Leopold Museum: Trotzdem Kunst 1914-1918
Der Erste Weltkrieg war wie nie zuvor auch ein Krieg der Bilder. Allein in Österreich waren mehrere hundert Künstler in die Bildproduktion zu Kriegszwecken involviert. Auch heute noch berühmte, wie Schiele, Egger-Lienz und Anton Kolig. Diese drei stehen im Zentrum einer Ausstellung, die heute in Wien eröffnet wird: "Trotzdem Kunst". Es ist der Beitrag des Leopold-Museums zum Gedenken an 1914.
26. April 2017, 13:56

(c) Schimmer, ORF
Morgenjournal, 8.5.2014
Die Kriegsleiden des Malers Schiele
„Trotzdem Kunst“. Und wie! Die Vitalität der Wiener Moderne kam nicht so einfach zum Stillstand, als 1914 der Krieg erklärt wurde. Der 52-jährige Gustav Klimt musste nicht mehr einrücken und malte weiter seine friedvollen Porträts und Landschaften, als wäre nichts geschehen. Vielleicht Eskapismus, vielleicht aber auch ein Sich-Verweigern. Manch anderer ließ sich für gemalte Propaganda einspannen, Klimt nicht. Auch Egon Schieles Äußerungen aus dieser Zeit lassen merken, dass ihm der Krieg gestohlen bleiben konnte. Wegen seiner zerbrechlichen Konstitution wurde der 24jährige für den Kanzleidienst rekrutiert und nicht als Kämpfer. Ihm reichten schon die ersten paar Wochen als Soldat: da schlief er in einem Massenquartier in Prag unter schlechten sanitären Bedingungen. Er habe „Die 14 schwersten Tage seines Lebens“ durchgemacht, beschwerte er sich. Später aber, als er Schreibarbeiten erledigte und Kriegsgefangene bewachte, da hatte Schiele verhältnismäßig viel Freiraum, erklärt der Ausstellungskurator Stefan Kutzenberger: "Erstaunlich ist, wie er auch im Krieg immer seine künstlerische Karriere vorantreibt. Was er für ein Netzwerkdenken gehabt hat – man könnte ihn heute vielleicht sogar als "Kunstmanager" übersetzen. Er ist also im Krieg in der Kanzlei gesessen und hat Briefe geschrieben, um Ausstellungen vorzubereiten und seine Bilder zu bewerben."
Traumposten: Kriegsmaler
Statt weibliche Aktmodelle malte und zeichnete Schiele plötzlich reihenweise Männer, und das durchaus gern. Als Künstler interessierten ihn die Köpfe der russischen Offiziere, die er im Gefangenenlager Mühling bei Wieselburg zu bewachen hatte. Vergebens mühte er sich, in die Kunstgruppe des Kriegspressequartiers versetzt zu werden: "Wenn man im Kriegspressequertier offizieller Kriegsmaler war, hatte man die besten Bedingungen: man musste zwei Wochen zeichnen, nicht direkt an der Front , Frontnähe reichet, und hatte dann wieder Urlaub, um die Bilder auszuführen."

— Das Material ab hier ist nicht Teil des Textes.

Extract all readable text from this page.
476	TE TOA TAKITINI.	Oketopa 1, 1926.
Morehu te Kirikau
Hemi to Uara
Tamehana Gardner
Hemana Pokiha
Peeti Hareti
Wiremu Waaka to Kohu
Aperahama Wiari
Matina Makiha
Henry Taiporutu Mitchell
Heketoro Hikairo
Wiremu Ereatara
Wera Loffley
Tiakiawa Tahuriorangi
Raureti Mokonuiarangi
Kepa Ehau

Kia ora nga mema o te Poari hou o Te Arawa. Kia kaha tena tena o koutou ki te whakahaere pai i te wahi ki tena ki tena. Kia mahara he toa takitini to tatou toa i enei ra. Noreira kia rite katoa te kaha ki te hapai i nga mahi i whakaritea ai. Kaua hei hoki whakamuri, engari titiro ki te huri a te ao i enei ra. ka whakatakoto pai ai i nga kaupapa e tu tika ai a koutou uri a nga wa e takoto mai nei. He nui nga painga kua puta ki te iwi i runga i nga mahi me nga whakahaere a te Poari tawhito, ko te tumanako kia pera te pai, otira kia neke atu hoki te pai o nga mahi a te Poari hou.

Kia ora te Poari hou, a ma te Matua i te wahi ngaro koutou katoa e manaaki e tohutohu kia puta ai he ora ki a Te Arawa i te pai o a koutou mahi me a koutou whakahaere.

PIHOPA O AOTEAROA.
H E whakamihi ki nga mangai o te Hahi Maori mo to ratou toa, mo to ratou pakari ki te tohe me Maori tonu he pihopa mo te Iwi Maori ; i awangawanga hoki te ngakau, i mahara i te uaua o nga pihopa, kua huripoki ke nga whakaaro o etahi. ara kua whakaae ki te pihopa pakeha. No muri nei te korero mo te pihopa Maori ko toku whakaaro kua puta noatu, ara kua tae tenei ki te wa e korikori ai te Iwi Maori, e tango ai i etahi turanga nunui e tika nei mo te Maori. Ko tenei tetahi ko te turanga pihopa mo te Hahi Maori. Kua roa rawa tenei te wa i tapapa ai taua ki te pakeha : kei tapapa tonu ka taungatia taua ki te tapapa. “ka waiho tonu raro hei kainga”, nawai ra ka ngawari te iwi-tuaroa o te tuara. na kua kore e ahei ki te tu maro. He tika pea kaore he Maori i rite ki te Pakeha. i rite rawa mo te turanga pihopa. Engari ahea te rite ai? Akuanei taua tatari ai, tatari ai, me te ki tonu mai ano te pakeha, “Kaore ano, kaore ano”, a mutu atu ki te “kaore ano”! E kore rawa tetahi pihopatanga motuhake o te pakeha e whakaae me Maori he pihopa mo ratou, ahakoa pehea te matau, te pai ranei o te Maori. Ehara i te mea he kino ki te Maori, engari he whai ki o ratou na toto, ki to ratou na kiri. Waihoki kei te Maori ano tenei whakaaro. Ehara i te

Albin Egger-Lienz glückte schon 1915 die Aufnahme als offizieller Kriegsmaler; davor hatte aber er an der italienischen Front sehr viel mehr vom Krieg erlebt als Schiele. Seine Empathie für die Opfer gipfelt in dem berühmten Großgemälde „Finale“: Ausgemergelte tote Leiber mit klaffenden Mündern, ineinander verkeilt auf fahler Erde.
Schöngeistige Kriegsherren
Auf die Kriegskunst von vor 100 Jahren nehmen im Leopold-Museum auch zeitgenössische Künstler Bezug. Zum Beispiel der Belgrader Rasa Todosijevic, Jahrgang 1945, mit einem riesigen Wandkreuz, bestehend aus vier Badewannen mit einer breiten Blutspur. Der Kurator Ivan Ristic ahnt, worauf die Arbeit anspielt: "Darauf, dass die Serben ihren Leidensweg während des Weltkrieges – Serbien hat ja im ersten Weltkrieg ein Drittel seiner Bevölkerung verloren – sehr oft als Golgata bezeichnen. Es herrscht darüber in Serbien nach wie vor ein religiöser Diskurs."
Im neutralen Schweden präsentierte sich Österreich mitten im Krieg mit einer großen Avantgardekunstausstellung, in der auch Klimt und Schiele prominent vertreten waren. Der Krieg blieb ausgeblendet. So, als hätte die k. und k. Kulturnation keinem ein Haar gekrümmt.